New York nurse given COVID-19 vaccine as US rollout begins
Reuters | Washington
The Daily Tribune – www.newsofbahrain.com
An intensive care unit nurse became the first person in New York state to receive the Pfizer/BioNTech COVID-19 vaccine on Monday, marking a pivotal turn in the U.S. effort to control the deadly virus.
Sandra Lindsay, who has treated some of the sickest COVID-19 patients for months, was given the vaccine at Long Island Jewish Medical Center in the New York City borough of Queens, an early epicentre of the country’s COVID-19 outbreak, receiving applause on a live stream with New York Governor Andrew Cuomo.

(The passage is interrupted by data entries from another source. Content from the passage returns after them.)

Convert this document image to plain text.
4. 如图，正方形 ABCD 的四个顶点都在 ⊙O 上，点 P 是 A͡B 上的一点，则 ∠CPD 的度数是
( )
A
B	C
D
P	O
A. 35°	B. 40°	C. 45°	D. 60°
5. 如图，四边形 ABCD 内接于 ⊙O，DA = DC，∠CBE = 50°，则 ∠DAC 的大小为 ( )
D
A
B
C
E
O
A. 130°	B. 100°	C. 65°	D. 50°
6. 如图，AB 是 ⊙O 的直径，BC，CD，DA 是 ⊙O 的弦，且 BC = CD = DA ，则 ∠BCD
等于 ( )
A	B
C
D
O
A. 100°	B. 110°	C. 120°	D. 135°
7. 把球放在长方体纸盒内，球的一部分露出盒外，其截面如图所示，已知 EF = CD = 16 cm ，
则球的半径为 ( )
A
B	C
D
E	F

“It didn’t feel any different from taking any other vaccine,” Lindsay said. “I feel hopeful today, relieved. I feel like healing is coming. I hope this marks the beginning of the end of a very painful time in our history. I want to instil public confidence that the vaccine is safe.”
Minutes after Lindsay received the injection, President Donald Trump sent a tweet: “First Vaccine Administered. Congratulations USA! Congratulations WORLD!”
Northwell Health, the largest health system in New York state, operates some of the select hospitals in the United States that were administering the country’s first inoculations of the Pfizer/BioNTech COVID-19 vaccine outside trials on Monday.
The vaccine, developed by Pfizer and its German partner BioNTech, won emergency-use approval from federal regulators on Friday after it was found to be 95% effective in preventing illness in a large clinical trial.
The first 2.9 million doses began to be shipped to distribution centres around the country on Sunday, just 11 months after the United States documented its first COVID-19 infections.
As of Monday, the United States had registered more than 16 million cases and nearly 300,000 deaths from the virus.
Health officials in Texas, Utah, South Dakota, Ohio and Minnesota said they also anticipated the first doses of the vaccine would be received at select hospitals on Monday and be administered right away.